Al contrario, costringe chi guarda a soffocare per circa due ore, inscatolato in un formato quasi quadrato (1,33:1), all’interno di un film di asfittico impianto teatrale, punteggiato da musiche dottrinali, a stretto contatto con la sofferenza prostetica del protagonista (probabilmente, il ruolo della vita per Brendan Fraser, tornato in sella dopo un lungo periodo personale difficile e travagliato), un personaggio che sembra essere stato concepito con il solo scopo di muovere a compassione per il solo tempo della messa in scena.
Che delusione: altrove (vedi, ovviamente, The Wrestler, ma, per alcuni aspetti, anche Il cigno nero), Aronofsky aveva saputo parlare di disagi simili (cioè, legati anche al rapporto con il proprio corpo) e pressoché identiche alchimie famigliari, con maggiore originalità e, in quel modo, minore pietismo.
Di vagamente interessante e appena sufficiente a intavolare una piccola riflessione, il mio compagno di poltrona ha attirato la mia attenzione sul significato del titolo.
Se togliamo l’accostamento didascalico alla complicata condizione fisica del protagonista, la Moby Dick di Charlie è -forse- la figlia (interpretata da una nevrotica Sadie Sink che, praticamente, è stata chiamata a interpretare una piccola variante del suo personaggio in Stranger Things), se non -forse-la vita stessa, anzi, una vita serena, in accordo con la sua ottimista visione dell’esistenza.
Benché tutto sembra andargli male, infatti, Charlie conserva un buon cuore e una grande attenzione nei confronti dei sentimenti altrui e, seppure con un po’ di fatica, vede il lato positivo delle cose e delle persone, il che è rassicurante, ci mancherebbe.
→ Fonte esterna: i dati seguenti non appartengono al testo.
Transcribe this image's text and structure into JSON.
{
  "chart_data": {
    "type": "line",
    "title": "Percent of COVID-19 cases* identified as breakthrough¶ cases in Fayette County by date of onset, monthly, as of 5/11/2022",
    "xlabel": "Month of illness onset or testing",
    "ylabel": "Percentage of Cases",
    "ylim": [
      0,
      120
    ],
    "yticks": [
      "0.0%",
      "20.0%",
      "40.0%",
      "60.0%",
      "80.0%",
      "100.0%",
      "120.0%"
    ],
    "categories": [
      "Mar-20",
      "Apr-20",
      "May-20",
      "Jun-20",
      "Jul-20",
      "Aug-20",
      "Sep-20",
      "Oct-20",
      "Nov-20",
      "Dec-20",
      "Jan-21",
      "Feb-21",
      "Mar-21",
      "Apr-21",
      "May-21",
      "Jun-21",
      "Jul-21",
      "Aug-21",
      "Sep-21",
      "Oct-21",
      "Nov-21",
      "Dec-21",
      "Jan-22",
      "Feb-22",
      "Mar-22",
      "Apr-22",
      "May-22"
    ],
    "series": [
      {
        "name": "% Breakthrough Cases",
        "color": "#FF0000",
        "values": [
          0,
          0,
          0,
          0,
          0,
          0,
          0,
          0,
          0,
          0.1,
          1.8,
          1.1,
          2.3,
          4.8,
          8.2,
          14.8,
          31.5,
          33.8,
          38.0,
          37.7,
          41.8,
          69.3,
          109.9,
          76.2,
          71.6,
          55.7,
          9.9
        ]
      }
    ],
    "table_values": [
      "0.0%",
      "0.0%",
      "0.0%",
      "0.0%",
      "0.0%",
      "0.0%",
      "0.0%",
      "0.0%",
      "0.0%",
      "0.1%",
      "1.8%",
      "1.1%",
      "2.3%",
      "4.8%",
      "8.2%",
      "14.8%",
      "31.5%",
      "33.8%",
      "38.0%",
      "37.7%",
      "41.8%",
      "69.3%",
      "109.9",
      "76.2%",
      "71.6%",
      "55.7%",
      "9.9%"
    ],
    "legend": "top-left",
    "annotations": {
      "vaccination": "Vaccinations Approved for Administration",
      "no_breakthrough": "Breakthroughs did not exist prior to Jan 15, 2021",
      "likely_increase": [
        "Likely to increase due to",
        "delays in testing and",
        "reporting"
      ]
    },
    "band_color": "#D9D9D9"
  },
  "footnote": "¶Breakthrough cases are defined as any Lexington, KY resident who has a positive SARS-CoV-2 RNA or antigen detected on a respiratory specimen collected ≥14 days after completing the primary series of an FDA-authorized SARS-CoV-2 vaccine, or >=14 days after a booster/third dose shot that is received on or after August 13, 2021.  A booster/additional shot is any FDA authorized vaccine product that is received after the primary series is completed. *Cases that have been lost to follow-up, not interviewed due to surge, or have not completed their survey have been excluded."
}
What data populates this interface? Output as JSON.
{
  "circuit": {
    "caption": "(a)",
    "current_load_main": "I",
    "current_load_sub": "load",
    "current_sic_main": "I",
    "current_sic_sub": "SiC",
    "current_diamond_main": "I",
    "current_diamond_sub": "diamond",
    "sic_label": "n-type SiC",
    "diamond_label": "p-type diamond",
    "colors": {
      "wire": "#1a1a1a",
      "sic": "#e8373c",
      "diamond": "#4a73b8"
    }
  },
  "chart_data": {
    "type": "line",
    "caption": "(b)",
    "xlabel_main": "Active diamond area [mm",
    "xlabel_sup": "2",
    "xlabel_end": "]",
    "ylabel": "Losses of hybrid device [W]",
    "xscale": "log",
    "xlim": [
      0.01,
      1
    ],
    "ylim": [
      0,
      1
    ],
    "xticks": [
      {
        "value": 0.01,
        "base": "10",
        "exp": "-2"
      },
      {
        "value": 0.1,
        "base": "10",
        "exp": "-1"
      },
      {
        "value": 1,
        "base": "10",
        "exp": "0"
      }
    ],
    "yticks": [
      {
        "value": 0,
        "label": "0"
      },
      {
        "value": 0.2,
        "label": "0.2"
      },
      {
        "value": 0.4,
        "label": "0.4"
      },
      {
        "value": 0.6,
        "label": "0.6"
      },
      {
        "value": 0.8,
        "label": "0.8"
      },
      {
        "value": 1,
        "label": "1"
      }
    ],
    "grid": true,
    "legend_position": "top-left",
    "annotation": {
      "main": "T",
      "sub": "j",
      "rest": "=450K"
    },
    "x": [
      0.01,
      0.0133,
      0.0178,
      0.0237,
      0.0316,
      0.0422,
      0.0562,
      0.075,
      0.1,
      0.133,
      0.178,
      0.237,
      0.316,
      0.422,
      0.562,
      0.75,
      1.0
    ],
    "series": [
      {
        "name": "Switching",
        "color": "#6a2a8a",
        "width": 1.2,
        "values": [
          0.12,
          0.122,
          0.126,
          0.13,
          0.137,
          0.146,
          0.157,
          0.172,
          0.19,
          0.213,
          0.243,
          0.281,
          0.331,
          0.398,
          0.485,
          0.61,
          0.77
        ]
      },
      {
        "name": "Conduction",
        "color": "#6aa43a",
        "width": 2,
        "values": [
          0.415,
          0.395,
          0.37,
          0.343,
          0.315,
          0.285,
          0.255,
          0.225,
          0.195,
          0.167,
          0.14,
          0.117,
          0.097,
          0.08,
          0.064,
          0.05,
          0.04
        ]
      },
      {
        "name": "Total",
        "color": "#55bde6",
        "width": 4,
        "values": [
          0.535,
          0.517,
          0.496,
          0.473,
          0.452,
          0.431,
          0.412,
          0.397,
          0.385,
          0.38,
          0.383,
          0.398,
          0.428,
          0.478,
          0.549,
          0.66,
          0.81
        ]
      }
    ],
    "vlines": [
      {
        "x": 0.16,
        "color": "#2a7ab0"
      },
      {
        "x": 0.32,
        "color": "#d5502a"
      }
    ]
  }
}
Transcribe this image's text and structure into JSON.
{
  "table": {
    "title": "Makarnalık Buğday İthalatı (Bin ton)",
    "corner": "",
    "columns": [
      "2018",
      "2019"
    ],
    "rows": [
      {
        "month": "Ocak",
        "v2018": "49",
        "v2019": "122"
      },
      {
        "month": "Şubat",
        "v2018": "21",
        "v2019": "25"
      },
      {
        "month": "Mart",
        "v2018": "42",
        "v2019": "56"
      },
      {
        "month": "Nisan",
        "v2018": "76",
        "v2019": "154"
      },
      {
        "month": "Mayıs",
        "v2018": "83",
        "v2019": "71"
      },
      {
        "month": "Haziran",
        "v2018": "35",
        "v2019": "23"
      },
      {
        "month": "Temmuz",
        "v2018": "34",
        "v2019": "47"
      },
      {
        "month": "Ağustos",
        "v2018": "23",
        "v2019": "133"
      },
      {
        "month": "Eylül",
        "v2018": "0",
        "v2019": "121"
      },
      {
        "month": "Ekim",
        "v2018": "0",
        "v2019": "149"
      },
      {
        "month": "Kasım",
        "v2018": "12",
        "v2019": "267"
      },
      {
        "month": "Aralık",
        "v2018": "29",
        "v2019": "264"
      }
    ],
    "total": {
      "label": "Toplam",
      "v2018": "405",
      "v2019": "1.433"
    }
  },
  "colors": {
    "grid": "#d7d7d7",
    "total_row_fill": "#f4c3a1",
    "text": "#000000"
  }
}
Ma il film, che conta pressoché essenzialmente sulla tenera espressività dello sguardo di Fraser, non sembra avere molto altro da dire.
E il finale surreale ed elegiaco (che molto ha in comune con la media degli altri finali della filmografia di Aronofsky, certo, senza, però, essere ugualmente giustificato) è la ciliegina sulla (mia) delusione.